Aber nicht nur für Software-Hersteller ist Usability-Management ein unverzichtbares Thema. Auch Unternehmen können sich die positiven Aspekte des Usability-Managements zu Nutze machen. Ohne Informationstechnologie kommen wir in der Arbeitswelt nicht mehr aus. Jeder von uns ist mehr oder weniger damit konfrontiert. Je mehr wir im Arbeitsalltag Belastungen und Beanspruchungen ausgesetzt sind, desto wichtiger ist es, dass diese nicht auch noch durch die IT-Systeme, die wir einsetzen, forciert werden. Denn „unkomfortable“ Software frustriert und führt dazu, dass Arbeit, die eigentlich Spaß macht, nervt. Daraus folgt, Usability und User Experience betreffen uns alle. Egal, in welchem Umfeld Informationstechnologie genutzt wird – sie muss sich gut anfühlen. Und was sich gut anfühlt, leistet einen Beitrag zu Wohlbefinden, Gesundheit und damit letztlich auch zur Produktivität am Arbeitsplatz. Nicht nur Bürostuhl und Beleuchtung müssen passen, auch die Software mit der wir arbeiten, muss „bequem“ sein.
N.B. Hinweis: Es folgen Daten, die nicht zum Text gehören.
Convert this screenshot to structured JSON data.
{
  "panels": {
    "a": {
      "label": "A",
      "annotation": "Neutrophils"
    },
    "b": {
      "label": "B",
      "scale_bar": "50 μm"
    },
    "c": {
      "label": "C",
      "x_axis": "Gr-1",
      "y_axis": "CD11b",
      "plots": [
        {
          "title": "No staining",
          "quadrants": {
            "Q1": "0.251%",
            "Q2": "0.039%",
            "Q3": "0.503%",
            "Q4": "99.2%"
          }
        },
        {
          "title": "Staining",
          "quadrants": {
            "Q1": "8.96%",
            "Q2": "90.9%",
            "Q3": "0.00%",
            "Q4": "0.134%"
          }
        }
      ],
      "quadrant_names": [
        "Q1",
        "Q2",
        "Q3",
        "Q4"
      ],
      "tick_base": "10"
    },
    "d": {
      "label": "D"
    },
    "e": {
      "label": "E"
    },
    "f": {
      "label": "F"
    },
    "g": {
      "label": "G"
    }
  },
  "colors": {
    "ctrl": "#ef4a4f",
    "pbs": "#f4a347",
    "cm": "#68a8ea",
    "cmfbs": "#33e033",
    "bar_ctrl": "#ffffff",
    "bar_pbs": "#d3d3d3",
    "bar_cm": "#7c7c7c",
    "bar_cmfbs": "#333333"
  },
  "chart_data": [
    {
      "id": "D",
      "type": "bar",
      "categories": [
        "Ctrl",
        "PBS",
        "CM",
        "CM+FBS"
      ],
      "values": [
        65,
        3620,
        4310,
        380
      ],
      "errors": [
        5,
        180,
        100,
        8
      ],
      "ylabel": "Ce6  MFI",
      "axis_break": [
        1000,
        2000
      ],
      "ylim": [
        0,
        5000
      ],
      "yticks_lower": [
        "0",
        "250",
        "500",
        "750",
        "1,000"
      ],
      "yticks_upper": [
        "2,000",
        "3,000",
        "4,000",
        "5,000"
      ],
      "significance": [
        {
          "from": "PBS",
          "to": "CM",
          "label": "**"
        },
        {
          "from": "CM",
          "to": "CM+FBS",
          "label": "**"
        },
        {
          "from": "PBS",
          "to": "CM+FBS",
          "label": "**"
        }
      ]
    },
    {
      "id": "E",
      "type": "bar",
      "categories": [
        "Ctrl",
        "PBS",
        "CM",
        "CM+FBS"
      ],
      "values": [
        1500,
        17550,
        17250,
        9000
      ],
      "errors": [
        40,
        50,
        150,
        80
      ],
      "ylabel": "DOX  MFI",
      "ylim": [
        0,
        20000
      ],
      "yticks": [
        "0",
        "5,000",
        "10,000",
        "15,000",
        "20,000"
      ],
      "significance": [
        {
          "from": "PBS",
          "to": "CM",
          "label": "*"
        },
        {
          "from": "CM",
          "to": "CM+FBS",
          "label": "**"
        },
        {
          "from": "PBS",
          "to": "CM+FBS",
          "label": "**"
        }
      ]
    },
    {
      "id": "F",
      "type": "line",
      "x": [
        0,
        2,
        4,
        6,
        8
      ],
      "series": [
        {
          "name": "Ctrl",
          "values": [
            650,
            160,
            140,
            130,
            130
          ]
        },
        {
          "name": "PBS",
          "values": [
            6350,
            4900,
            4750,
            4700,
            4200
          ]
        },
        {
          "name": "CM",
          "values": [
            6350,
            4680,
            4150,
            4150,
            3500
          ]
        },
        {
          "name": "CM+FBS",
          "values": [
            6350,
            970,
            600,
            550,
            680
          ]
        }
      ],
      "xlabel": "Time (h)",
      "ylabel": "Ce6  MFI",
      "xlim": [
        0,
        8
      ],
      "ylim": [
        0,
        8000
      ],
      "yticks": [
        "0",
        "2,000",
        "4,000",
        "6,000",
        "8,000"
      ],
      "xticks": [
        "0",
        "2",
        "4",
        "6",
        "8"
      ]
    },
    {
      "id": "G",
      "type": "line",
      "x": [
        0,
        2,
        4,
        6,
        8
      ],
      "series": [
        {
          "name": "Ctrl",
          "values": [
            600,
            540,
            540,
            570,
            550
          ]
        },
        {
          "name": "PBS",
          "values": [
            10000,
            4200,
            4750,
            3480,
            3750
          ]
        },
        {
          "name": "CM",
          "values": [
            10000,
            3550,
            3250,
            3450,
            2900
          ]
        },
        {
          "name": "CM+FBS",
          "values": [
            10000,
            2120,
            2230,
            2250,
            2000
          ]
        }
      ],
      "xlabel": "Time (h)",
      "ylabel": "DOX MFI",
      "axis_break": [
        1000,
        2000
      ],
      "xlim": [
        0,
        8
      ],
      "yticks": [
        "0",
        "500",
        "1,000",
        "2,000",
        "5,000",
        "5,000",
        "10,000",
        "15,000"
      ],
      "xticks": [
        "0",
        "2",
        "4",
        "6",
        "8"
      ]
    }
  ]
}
Usability hilft bei der Minimierung von Beanspruchungen

Studien weisen mittlerweile nach, dass es einen direkten Zusammenhang zwischen der ergonomischen Qualität von Software und kurz- sowie langfristigen Beanspruchungsfolgen von Benutzern gibt. Eine schlechte Ergonomie beinhaltet ein höheres Risiko für hohe Irritationswerte wie bspw. Gereiztheit und „Nicht-Abschalten-Können“. Benutzer von Software mit einer als ergonomisch hoch bewerteten Qualität dagegen, wiesen viel weniger psychosomatische Beschwerden auf wie z.B. Kopfschmerzen, Konzentrations- oder Schlafstörungen.

Effiziente und effektive Ressourcennutzung

Software mit einer hohen Usability ist genau auf bestimmte Aufgabenziele zugeschnitten und unterstützt den Benutzer optimal bei der täglichen Arbeit. So ist er  in der Lage, auftretende Probleme besser zu lösen und Bewältigungsstrategien zu entwickeln, die helfen, mit negativen Belastungen besser umzugehen.

Negative Aspekte von Belastungen können verringert werden

Körperlichen Belastungen wie bspw. das Mausarmsyndrom können durch eine gebrauchstauglich gestaltete Software reduziert werden. Intuitive Bedienbarkeit, gute Lesbarkeit und eine optimale Datenaufbereitung passend zur jeweiligen Aufgabe helfen Benutzern, ihre Tätigkeiten einfacher, entspannter und automatisiert zu erledigen.

Steigerung der Produktivität

Dies führt schließlich zu einer Reduktion teurer Fehler. Fallen Benutzer weniger aus, verringern sich Fehlzeiten, was wiederum zu einer Produktivitätssteigerung führt. Darüber hinaus wirken sich zufriedene Mitarbeitende positiv auf das Betriebsklima aus. Damit diese positiven Aspekte wirksam werden ist die frühzeitige Einbeziehung der Benutzer erforderlich – egal, ob bei der Entwicklung von Software oder der Einführung von Lösungen in Unternehmen. So leistet Usability einen Beitrag zum Wohlbefinden, zur Zufriedenheit und damit zur Gesundheit im Unternehmen und hilft, die Produktivität am Arbeitsplatz zu steigern. Dann ist es auch egal ob es Montag oder schon wieder Freitag ist.